Monday, April 26, 2004

How Far Does The Freedom Of Information Act Currently Go?

I found this piece in The Hill to be an interesting perspective in regards to the freedom of information.
Under the 1966 Freedom of Information Act (FOIA), Congress also left a hefty chunk of the government off-limits — yet another reason why the sun doesn’t shine on much of what goes on. The lawmakers exempted the White House staff and “others whose sole function is to advise and assist the president,” the federal courts and themselves.

But the Pentagon didn’t get a blanket pass. The brass can withhold records only when, if disclosed, they “reasonably could be expected to cause damage to the national security.” That exemption has been widely seen as covering military plans, weaponry and certain scientific and technical data.


In an hour-long talk before several hundred publishers and editors last week, Sen. Patrick Leahy (D-Vt.) said that while “government information ultimately belongs to the people … we have been moving in a different direction. The period after Sept. 11 saw the single biggest rollback of FOIA ever.”

His companion on the dais, Sen. Orrin Hatch (R-Utah), used the session to defend the USA Patriot Act. The Judiciary Committee chairman wants the law to be extended and broadened.

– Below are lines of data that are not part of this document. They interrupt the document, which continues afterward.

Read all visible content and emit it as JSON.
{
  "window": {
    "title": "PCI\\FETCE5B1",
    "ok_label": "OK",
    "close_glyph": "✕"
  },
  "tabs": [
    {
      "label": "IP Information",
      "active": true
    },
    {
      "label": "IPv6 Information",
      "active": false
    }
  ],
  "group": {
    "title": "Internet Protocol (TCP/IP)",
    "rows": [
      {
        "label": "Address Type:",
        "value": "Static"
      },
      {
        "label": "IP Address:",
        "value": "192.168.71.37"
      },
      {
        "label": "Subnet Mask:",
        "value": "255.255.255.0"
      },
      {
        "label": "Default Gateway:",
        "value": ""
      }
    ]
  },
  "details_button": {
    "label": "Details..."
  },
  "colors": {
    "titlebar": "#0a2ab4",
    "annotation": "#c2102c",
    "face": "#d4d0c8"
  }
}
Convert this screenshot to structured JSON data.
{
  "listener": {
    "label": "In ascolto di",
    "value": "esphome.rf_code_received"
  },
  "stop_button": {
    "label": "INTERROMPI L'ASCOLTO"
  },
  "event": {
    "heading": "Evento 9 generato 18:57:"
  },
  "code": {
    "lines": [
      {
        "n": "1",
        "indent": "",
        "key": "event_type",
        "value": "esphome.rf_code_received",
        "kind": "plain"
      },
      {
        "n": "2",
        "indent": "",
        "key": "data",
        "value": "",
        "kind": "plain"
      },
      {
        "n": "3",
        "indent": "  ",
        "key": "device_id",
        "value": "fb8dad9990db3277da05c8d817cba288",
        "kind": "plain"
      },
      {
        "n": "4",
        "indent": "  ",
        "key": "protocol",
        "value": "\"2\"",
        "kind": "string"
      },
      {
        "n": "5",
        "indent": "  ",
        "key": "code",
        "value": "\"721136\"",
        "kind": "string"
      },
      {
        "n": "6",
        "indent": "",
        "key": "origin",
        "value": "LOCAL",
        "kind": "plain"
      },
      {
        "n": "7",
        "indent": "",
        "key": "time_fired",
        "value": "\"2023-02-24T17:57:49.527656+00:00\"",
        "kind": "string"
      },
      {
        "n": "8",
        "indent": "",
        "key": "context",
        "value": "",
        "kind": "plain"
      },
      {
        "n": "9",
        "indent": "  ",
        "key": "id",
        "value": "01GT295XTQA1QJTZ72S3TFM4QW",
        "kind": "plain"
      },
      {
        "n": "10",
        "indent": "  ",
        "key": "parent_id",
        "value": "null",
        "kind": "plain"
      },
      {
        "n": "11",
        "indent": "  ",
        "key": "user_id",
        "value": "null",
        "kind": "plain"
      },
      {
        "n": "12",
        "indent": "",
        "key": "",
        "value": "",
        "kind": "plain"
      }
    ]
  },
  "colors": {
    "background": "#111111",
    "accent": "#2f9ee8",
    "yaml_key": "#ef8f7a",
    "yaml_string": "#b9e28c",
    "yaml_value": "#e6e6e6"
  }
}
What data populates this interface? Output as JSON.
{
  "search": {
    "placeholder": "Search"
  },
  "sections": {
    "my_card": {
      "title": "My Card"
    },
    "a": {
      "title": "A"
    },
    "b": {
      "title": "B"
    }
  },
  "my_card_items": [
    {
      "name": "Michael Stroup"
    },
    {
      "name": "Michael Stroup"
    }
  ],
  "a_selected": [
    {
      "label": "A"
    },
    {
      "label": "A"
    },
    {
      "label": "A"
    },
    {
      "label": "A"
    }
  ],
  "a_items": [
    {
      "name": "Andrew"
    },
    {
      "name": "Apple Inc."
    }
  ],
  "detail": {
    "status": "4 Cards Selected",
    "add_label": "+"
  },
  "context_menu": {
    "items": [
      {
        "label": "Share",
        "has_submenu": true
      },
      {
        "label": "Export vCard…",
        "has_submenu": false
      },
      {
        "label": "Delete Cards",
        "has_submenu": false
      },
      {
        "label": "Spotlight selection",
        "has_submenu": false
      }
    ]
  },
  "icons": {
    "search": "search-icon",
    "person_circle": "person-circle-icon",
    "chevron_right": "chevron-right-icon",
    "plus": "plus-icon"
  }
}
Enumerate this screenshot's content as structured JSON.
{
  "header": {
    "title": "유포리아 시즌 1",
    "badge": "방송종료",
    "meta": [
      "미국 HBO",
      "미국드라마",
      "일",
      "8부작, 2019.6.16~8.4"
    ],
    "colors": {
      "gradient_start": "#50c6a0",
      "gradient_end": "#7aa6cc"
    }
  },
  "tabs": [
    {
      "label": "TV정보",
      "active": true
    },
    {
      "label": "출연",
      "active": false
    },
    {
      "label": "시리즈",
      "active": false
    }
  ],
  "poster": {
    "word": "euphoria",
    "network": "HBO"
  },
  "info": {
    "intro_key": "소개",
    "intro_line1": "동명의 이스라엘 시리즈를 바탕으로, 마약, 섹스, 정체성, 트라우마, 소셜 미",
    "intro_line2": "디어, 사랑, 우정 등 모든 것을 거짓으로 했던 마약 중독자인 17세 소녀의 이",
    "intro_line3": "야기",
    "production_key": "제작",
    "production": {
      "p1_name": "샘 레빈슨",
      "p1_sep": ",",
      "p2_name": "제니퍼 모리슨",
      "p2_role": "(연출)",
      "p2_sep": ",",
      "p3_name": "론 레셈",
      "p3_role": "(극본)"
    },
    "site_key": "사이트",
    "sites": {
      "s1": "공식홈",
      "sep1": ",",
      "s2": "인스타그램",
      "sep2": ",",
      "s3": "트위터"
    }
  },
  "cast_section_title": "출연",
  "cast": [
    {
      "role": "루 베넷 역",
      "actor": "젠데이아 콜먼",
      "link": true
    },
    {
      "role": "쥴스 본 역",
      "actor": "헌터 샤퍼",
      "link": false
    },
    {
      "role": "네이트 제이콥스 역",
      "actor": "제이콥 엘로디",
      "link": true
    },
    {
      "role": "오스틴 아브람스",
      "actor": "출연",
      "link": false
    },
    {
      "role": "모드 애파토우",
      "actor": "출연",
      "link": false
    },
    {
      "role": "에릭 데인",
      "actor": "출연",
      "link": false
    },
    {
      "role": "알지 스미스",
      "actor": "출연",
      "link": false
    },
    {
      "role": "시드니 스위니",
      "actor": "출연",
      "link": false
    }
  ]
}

But Leahy, the panel’s ranking member, charged the Bush administration with hiding behind the statute to thumb its nose at demands for more openness, not only from the public but also from lawmakers.

In serving here over a span of six presidencies, Leahy charged, “I’ve never seen such a lack of cooperation.”

“In a period when there is so much to be accountable for,” the senator added, “it is the things we don’t want you to know about that you need FOIA for.”